Di sini kehidupan menjadi siklus tiada akhir, berputar-putar seperti salah satu jenis ubur-ubur yang ketika tua kembali menjadi bayi. Kesan tentang pengulangan-pengulangan membosankan sedikit tidak membuat saya teringat pada Sisifus yang dihukum mendorong batu sampai ke atas gunung, lalu setelah tiba di atas, batu digelinding dan jatuh ke bawah. Lalu ia kembali diperintahkan mendorongnya ke atas. Ia tahu apa yang akan terjadi selanjutnya. Ia tahu bahwa ia akan terus melakukan hal yang sia-sia, tapi ia tetap juga melakukannya. Absurd. Dan memang seabsurd itu juga cara pandang narator cerita ini terhadap hidup. Lalu kemudian datang Akirov. Narator jadi seperti punya tujuan. Sisifus seperti lepas dari kutukan. Itu membuat cerita berubah warna, meski sedikit. Pahit berkurang meski hanya sedikit. Hidupnya menjadi sedikit lebih manis. Tapi hanya sedikit. Namun segala yang sedikit itu sangat terasa karena pahitnya begitu kental.
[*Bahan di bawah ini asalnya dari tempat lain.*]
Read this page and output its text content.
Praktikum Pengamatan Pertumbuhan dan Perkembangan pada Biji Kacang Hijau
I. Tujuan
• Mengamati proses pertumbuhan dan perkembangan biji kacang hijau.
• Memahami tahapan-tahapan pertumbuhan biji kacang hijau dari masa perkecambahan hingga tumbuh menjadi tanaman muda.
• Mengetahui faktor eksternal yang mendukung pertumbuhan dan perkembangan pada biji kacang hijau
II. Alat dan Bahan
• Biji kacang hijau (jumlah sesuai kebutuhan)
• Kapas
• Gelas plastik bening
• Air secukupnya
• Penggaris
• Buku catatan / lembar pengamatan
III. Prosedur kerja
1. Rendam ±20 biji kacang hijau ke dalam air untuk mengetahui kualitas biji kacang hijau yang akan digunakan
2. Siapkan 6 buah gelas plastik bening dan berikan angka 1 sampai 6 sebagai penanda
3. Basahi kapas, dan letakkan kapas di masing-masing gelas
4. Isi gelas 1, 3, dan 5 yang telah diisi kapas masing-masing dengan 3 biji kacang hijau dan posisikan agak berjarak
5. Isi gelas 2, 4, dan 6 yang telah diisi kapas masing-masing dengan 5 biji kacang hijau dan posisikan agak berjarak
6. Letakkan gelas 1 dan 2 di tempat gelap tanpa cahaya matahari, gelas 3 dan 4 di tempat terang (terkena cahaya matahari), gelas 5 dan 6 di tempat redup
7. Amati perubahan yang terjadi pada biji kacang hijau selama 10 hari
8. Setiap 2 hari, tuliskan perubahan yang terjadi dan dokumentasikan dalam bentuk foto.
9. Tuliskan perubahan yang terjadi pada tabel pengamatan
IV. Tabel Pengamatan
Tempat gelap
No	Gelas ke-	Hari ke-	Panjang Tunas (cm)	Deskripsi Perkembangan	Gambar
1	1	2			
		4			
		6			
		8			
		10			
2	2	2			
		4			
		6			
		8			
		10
Setelah pertemuan narator dengan Akirov—seorang pengacara cantik yang berusia lebih tua darinya—cerita berkembang menjadi sesuatu yang menggairahkan. Ada sisi misteri dari sosok Akirov, dan itu membuat pembaca menjadi penasaran. Lalu narator dengan pandai membuat pembaca semakin penasaran memberi informasi yang terpotong-potong soal Akirov. Mulai dari ia tidak takut kehilangan ingatan jangka pendek, sampai ketidaktakutannya melanggar hukum. Lalu teknik penundaan (delay) yang digunakan Keret untuk menunda informasi soal kenapa Akirov akan menghilang tiga minggu lagi membuat pembaca semakin penasaran. Ketika narator bertanya kenapa ia harus menghilang tiga minggu lagi, Akirov hanya menjawab, “Akan kuceritakan tapi tidak hari ini.” Misteri pun semakin bertambah ketika Akirov mulai cerita sedikit-sedikit tentang dirinya. Narator bertanya, “Apakah Oded suaminya?” Akirov malah menjawab, “Kurasa sekarang aku nggak terlalu yakin bahwa dia suamiku.”

Perkembangan cerita dalam cerpen ini memang tidak terlalu mengejutkan. Tidak ada plot twist yang sampai membuat cerita berbelok terlalu tajam. Meski begitu, cerpen ini bukannya tanpa unsur kejutan. Menjelang akhir cerita kejutan hadir ketika Akirov mengungkapkan rahasianya bahwa ia tersangkut urusan hukum yang berkembang menjadi tidak terduga. Ia mengungkap suatu kasus suap yang ternyata lebih besar dari yang ia duga. Korupsi itu melibatkan begitu banyak orang besar di negerinya, dan itu membuat ia terpaksa keluar dari negerinya. Akirov terpaksa mengikuti program perlindungan saksi, dan itu membuatnya harus membuang nama dan kehidupannya untuk mendapat identitas baru dan tinggal di suatu tempat yang ia tidak tahu di mana. Ternyata suami Akirov malah tidak ingin ikut dengannya. Lelaki itu berkata, ia terlalu dekat dengan keluarganya. Lalu narator yang tadinya tidak punya tujuan hidup langsung dengan sigapnya berkata, “Aku akan ikut denganmu, ke mana pun itu. Aku suka kejutan.” Narator yakin betul ketika mengatakannya, seolah tahu bahwa untuk itulah ia hidup. Nada netral dari metafora tentang hidup kembali. Hidup tidak lagi menjadi sebuah meja kecil jelek di ruang tamu, tapi kembali ke konsep yang sudah mapan dalam cara kebudayaan manusia: hidup adalah perjalanan. Hal ini terbukti di akhir cerita, saat Akirov akhirnya pergi meninggalkannya, narator berkata:


“Kedengarannya seperti awal—atau mungkin akhir—kisah sebuah dongeng. Aku percaya dia akan bahagia di sana, di mana pun itu, bahkan tanpa bersamaku. Akan ada orang lain yang memetikkan kelapa untuknya. Atau dia akan memetiknya sendiri. Ke mana pun mereka mengirimnya, kuharap tempat itu hangat. Setiap kali kuoper lintinganku dan tangan kami bersentuhan, jari-jarinya selalu terasa dingin.”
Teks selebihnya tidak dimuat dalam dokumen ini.